### techneer's blog

By techneer, history, 3 years ago, ,

I'm stuck with this problem. My code is alwyas "time-exceeded" in test cast 31 even if I implemented DP-solution with n^2.

Could anyone tell me why my code never passes the test cases?

Below is my code.

#include <iostream>
#include <vector>
#include <map>

using namespace std;

int matrix[1001][1001];
int count2[1001][1001];
int count5[1001][1001];
char dir2[1001][1001];
char dir5[1001][1001];

int factor_of_k(int n, int k)
{
int count = 0;

while (n % k == 0)
{
n /= k;
count++;
}

return count;
}

int main()
{
int n;

cin >> n;

for (int i = 1; i <= n; i++)
for (int j = 1; j <= n; j++)
cin >> matrix[i][j];

for (int i = 0; i <= n; i++)
{
count2[i][0] = 1999999999;
count2[0][i] = 1999999999;
count5[i][0] = 1999999999;
count5[0][i] = 1999999999;
}

for (int i = 1; i <= n; i++)
for (int j = 1; j <= n; j++)
{
int up = count2[i-1][j];
int left = count2[i][j-1];

if (i == 1 && j == 1)
count2[i][j] = factor_of_k(matrix[i][j], 2);
else
count2[i][j] = min(up, left) + factor_of_k(matrix[i][j], 2);

dir2[i][j] = (up < left ? 'D' : 'R');

up = count5[i-1][j];
left = count5[i][j-1];

if (i == 1 && j == 1)
count5[i][j] = factor_of_k(matrix[i][j], 5);
else
count5[i][j] = min(up, left) + factor_of_k(matrix[i][j], 5);

dir5[i][j] = (up < left ? 'D' : 'R');
}

if (count2[n][n] < count5[n][n])
{
cout << count2[n][n] << endl;

int i = n, j = n;
vector<char> path;

while (i != 1 || j != 1)
{
path.push_back(dir2[i][j]);

if (dir2[i][j] == 'D' && i >= 2) i--;
else j--;
}

for (int k = 0; k < path.size(); k++)
cout << path[path.size() - k - 1];

cout << endl;
}
else
{
cout << count5[n][n] << endl;

int i = n, j = n;
vector<char> path;

while (i != 1 || j != 1)
{
path.push_back(dir5[i][j]);

if (dir5[i][j] == 'D' && i >= 2) i--;
else j--;
}

for (int k = 0; k < path.size(); k++)
cout << path[path.size() - k - 1];

cout << endl;
}

return 0;
}



 » 3 years ago, # |   0 Auto comment: topic has been updated by techneer (previous revision, new revision, compare).
 » 3 years ago, # |   0 Auto comment: topic has been updated by techneer (previous revision, new revision, compare).
 » 3 years ago, # | ← Rev. 2 →   0 Taking the path with the minimum number of twos or the path with the minimum number of fives isn't sufficient to the get the answer.
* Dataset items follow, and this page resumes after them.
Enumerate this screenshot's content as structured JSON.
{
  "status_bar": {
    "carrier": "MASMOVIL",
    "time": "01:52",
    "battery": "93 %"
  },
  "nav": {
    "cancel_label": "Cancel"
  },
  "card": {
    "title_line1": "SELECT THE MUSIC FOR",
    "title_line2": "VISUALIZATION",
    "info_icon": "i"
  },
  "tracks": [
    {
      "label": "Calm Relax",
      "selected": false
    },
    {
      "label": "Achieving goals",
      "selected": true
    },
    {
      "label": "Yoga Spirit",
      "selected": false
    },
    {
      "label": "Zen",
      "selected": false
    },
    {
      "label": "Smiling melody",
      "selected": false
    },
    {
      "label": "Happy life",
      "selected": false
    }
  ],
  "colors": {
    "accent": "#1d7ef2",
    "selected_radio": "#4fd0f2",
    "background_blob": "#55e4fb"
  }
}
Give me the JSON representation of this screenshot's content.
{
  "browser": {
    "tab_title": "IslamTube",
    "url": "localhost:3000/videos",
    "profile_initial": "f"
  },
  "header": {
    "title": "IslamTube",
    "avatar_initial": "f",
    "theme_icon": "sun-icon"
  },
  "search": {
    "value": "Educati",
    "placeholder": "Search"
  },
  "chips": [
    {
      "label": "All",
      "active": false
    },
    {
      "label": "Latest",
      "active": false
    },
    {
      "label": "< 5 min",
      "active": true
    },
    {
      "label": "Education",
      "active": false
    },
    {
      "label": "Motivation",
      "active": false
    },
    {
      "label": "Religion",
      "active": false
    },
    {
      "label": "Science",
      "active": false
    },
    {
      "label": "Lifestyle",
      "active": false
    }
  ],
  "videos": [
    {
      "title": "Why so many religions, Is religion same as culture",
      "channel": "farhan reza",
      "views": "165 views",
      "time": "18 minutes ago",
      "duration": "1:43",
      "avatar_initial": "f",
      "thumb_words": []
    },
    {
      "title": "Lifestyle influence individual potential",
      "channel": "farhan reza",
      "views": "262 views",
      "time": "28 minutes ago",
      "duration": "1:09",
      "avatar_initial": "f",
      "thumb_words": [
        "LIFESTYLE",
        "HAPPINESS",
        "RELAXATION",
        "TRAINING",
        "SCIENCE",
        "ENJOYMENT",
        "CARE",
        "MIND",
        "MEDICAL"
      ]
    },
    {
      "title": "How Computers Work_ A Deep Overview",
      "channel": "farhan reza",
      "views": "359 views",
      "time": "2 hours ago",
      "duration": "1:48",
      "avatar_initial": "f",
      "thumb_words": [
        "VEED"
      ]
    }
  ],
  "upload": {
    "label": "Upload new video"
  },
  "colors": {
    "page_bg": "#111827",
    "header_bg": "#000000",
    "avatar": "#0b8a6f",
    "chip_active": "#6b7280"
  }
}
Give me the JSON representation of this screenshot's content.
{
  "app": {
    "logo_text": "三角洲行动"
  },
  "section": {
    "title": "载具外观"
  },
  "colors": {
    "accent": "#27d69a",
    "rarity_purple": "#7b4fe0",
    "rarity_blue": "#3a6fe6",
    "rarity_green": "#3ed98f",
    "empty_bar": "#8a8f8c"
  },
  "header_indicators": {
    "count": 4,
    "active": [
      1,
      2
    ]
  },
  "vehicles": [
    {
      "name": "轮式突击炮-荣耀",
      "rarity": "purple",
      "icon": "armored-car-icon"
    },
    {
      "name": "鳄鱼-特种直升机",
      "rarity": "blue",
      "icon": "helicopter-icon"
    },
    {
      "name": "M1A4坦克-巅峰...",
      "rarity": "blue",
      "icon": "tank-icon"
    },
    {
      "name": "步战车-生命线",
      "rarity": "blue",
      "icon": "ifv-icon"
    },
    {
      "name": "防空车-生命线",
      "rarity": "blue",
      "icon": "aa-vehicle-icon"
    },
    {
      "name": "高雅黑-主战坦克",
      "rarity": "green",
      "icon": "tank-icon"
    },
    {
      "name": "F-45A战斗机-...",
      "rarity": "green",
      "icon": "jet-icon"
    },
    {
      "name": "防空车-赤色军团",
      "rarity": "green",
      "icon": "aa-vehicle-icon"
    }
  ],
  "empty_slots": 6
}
Try this testcase: 3 2 2 2 5 10 2 5 5 5 The answer should be 1, taking the path of all twos until the last number or the path with all fives except for the first two.
 » 2 months ago, # |   0 You are not considering the zeros in input while calculating the number of twos and fives for each input.Also if there is one zero in the input then the answer cannot exceed one.
•  » » 2 months ago, # ^ |   +6 dude hes offline for 3 months
•  » » » 2 months ago, # ^ |   +1 The last comment except this was 3 years ago too :/